Telling the men to help themselves to the remains of the fowl and ham, and letting them have a couple of bottles of wine between them, a regular watch having been set, the Lieutenant and midshipman wrapped themselves up in their boat-cloaks, and reclined on the thwarts, conversing together till they dropped off into a short slumber. William Thornton slept an hour or two, and then, waking, sat up; the Lieutenant was fast asleep, and so were the men, excepting the two that kept watch. The night was still extremely dark, but as our hero sat gazing over the dark water, looking at the huge dismasted hulls of some unfinished war vessels, he thought he heard at a little distance a splashing in the water, like a person swimming.

“Do you see anything in the water, right ahead, Saunders?” asked the midshipman to one of the watch, stooping down low as he spoke, and looking along the surface of the water.

“I thought as how I heard a noise, sir,” said the man; “and I think I see a dark object moving towards us.”

“So do I now,” returned William Thornton; “it is a man swimming. Hush! do not make a noise, one man cannot hurt us.”

Bill Saunders put down the boat-stretcher he had taken up with the laudable intention of hitting the swimmer over the head, and the next moment a man swam up alongside, stripped all to his drawers, holding up his hand and requesting them to make no noise. He seized the gunnel of the boat, and Saunders and the other men being roused helped him in. The heeling over of the boat rolled Lieutenant Cooke off the thwart, who immediately sprang up, saying—

“Hollo, William! what’s in the wind now?”

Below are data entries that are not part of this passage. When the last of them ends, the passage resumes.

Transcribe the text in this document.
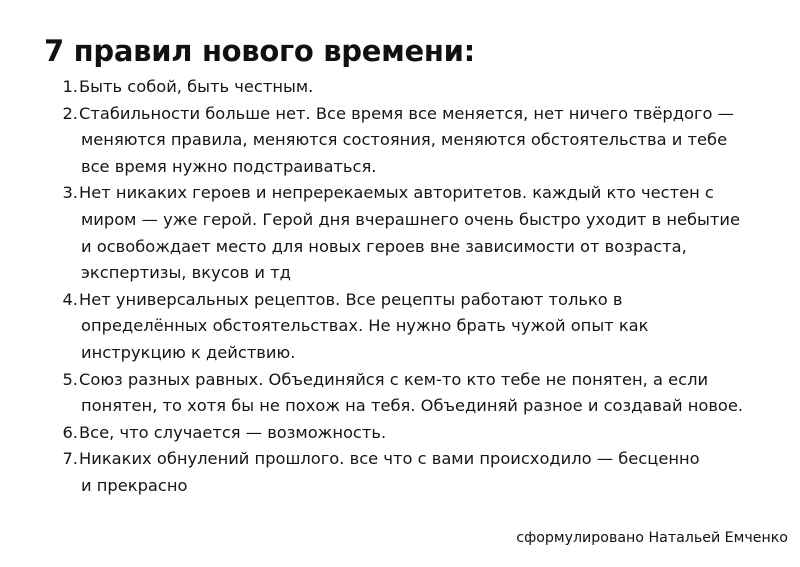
7 правил нового времени:
1. Быть собой, быть честным.
2. Стабильности больше нет. Все время все меняется, нет ничего твёрдого —
меняются правила, меняются состояния, меняются обстоятельства и тебе
все время нужно подстраиваться.
3. Нет никаких героев и непререкаемых авторитетов. каждый кто честен с
миром — уже герой. Герой дня вчерашнего очень быстро уходит в небытие
и освобождает место для новых героев вне зависимости от возраста,
экспертизы, вкусов и тд
4. Нет универсальных рецептов. Все рецепты работают только в
определённых обстоятельствах. Не нужно брать чужой опыт как
инструкцию к действию.
5. Союз разных равных. Объединяйся с кем-то кто тебе не понятен, а если
понятен, то хотя бы не похож на тебя. Объединяй разное и создавай новое.
6. Все, что случается — возможность.
7. Никаких обнулений прошлого. все что с вами происходило — бесценно
и прекрасно

сформулировано Натальей Емченко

Our hero told him that a man had swum alongside with a letter in his cap for the English officer, and that they had taken him on board. Fortunately, both Lieutenant Cooke and Thornton spoke French fluently.

“Well, monsieur,” said the Lieutenant, looking at the Frenchman in the dim light, and taking the letter, “I cannot read this till daylight; tell me, if you please, what it is about, and what has induced you to incur so great a risk.”

“I have undertaken this adventure, monsieur,” returned the stranger, “to serve a most persecuted lady, a countrywoman of yours, and of high rank in this country. She is even now concealed in the vaults of a house in the Rue Province. She escaped from the fearful massacres of Lyons in a miraculous manner, even when brought out with her young daughter to be shot, by order of that infernal monster Collet de Herbois.”